The UK´s Financial Conduct Authority (FCA) has proposed to widen access to the Financial Ombudsman beyond just consumers and micro-enterprises, giving thousands of other organisations the right to bring complaints.
It comes after RBS and Lloyds established voluntary compensation schemes for SMEs due to widespread complaints over lending practices.
In a consultation paper released on Monday, the FCA said it was intending to give around 160,000 additional SMEs, charities and trusts the right to bring complaints through the Financial Ombudsman.
“It is important for everyone, including financial services firms, that there is an effective dispute resolution mechanism for businesses. Our evidence suggests some small businesses currently find it hard to achieve a fair outcome in disputes with financial services firms because court action is not a realistic option for them,” said Andrew Bailey, chief executive at the FCA.
He added that more material changes, such as changing the basis for the way the Ombudsman makes decisions to enable it to deal with significantly higher value disputes, would require legislation.
At present, only individual consumers and around 5.5 million micro-enterprises can access the Ombudsman if they have a dispute with a financial services firm. Businesses that cannot access the Ombudsman would need to take the firm to court.

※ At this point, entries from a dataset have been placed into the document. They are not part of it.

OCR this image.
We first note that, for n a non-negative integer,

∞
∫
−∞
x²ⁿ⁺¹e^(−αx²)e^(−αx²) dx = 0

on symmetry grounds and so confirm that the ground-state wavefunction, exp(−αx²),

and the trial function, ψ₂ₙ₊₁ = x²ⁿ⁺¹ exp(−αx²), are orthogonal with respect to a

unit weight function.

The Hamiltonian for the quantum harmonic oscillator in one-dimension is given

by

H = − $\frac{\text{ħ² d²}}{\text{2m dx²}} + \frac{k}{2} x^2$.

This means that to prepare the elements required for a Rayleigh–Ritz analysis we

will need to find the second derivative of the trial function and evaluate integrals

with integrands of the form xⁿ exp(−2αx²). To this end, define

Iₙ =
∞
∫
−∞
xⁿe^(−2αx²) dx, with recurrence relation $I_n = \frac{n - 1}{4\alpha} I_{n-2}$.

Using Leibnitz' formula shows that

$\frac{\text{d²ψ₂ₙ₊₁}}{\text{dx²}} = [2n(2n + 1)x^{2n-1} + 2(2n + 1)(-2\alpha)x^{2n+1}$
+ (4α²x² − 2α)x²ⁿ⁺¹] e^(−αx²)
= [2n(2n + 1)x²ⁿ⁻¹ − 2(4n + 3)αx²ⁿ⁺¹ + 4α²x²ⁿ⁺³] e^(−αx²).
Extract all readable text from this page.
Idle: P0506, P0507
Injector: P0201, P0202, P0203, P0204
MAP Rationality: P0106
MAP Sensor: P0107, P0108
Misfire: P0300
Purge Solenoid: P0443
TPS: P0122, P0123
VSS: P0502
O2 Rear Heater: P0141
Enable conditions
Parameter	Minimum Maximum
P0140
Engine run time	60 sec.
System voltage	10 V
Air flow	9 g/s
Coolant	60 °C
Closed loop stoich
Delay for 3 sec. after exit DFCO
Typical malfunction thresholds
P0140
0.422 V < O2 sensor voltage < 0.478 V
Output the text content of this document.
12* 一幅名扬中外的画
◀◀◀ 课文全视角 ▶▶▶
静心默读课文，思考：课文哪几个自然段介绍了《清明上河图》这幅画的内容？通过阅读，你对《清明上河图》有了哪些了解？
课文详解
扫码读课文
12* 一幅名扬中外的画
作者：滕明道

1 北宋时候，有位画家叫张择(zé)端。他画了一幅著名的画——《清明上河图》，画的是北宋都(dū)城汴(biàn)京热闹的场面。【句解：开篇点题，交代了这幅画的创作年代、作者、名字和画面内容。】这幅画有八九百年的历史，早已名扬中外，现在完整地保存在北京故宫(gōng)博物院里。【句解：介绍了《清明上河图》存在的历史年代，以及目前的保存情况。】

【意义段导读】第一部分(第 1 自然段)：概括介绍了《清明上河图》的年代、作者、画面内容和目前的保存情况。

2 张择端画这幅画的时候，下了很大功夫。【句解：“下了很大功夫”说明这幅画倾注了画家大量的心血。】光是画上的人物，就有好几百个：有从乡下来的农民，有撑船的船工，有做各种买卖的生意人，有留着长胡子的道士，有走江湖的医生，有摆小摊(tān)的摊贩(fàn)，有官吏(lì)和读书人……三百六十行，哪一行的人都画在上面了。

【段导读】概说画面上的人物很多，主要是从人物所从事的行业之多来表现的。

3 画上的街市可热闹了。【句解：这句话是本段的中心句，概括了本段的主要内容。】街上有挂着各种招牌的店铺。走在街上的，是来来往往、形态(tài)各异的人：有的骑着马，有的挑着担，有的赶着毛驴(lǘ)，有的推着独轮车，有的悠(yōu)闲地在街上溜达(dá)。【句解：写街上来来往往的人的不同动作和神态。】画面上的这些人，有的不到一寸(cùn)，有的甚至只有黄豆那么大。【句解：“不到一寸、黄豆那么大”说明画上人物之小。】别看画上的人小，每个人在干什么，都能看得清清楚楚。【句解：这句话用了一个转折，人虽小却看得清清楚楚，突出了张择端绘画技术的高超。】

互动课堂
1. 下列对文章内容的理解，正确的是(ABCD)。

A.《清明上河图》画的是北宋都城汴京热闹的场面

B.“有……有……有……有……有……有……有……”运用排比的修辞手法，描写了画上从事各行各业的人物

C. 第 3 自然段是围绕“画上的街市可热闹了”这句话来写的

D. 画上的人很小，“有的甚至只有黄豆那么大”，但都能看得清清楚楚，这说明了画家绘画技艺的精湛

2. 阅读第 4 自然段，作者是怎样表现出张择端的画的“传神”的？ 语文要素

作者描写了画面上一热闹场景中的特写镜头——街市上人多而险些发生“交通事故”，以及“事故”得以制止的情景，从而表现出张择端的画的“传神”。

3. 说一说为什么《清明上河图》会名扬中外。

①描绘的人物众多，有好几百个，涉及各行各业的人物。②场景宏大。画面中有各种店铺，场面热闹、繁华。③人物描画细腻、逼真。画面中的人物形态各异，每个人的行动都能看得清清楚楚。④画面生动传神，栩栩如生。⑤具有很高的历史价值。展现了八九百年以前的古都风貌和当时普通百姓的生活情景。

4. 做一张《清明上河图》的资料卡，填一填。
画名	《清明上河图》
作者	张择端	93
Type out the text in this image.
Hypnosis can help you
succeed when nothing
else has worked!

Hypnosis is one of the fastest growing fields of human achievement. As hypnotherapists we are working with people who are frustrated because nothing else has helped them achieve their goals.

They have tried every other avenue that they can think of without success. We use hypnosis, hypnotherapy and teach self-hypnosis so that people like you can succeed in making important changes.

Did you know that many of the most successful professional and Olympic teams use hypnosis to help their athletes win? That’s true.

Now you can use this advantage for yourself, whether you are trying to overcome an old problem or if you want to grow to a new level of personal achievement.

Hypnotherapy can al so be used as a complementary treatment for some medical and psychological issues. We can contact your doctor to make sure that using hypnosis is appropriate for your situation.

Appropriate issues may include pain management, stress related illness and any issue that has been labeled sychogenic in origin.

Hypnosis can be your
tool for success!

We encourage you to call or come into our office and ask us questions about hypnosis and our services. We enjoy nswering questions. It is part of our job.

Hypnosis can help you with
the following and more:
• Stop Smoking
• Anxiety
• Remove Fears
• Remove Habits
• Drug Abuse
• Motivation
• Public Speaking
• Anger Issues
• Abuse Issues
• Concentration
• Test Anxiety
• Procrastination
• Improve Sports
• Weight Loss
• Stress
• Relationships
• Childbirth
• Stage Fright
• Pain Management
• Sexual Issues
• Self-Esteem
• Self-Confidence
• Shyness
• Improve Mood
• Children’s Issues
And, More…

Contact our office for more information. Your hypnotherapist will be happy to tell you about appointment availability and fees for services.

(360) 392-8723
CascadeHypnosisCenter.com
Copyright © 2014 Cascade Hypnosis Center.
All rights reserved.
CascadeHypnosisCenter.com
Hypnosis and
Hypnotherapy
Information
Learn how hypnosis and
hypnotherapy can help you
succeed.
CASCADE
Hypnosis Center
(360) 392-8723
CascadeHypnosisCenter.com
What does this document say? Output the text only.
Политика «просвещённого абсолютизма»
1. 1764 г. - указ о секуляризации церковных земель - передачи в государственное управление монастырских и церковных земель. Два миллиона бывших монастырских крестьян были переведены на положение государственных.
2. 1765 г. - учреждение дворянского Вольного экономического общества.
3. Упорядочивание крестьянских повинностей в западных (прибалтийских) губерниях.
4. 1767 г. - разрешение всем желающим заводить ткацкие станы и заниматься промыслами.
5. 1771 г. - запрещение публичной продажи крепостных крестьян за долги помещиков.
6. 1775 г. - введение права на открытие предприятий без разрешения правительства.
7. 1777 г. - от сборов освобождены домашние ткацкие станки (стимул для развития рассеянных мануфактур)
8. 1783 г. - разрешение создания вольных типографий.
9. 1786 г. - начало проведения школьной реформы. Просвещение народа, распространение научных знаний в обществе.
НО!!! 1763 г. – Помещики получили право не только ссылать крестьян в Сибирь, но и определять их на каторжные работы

However, the FCA maintains that many smaller businesses within this group struggle to do so in practice.
Under the changes proposed by the FCA, approximately 160,000 additional SMEs, charities and trusts would be able to refer complaints to the Ombudsman. This would be done by changing the eligibility criteria to access the Ombudsman, so businesses with fewer than 50 employees, annual turnover below £6.5 million and an annual balance sheet below £5m would become eligible.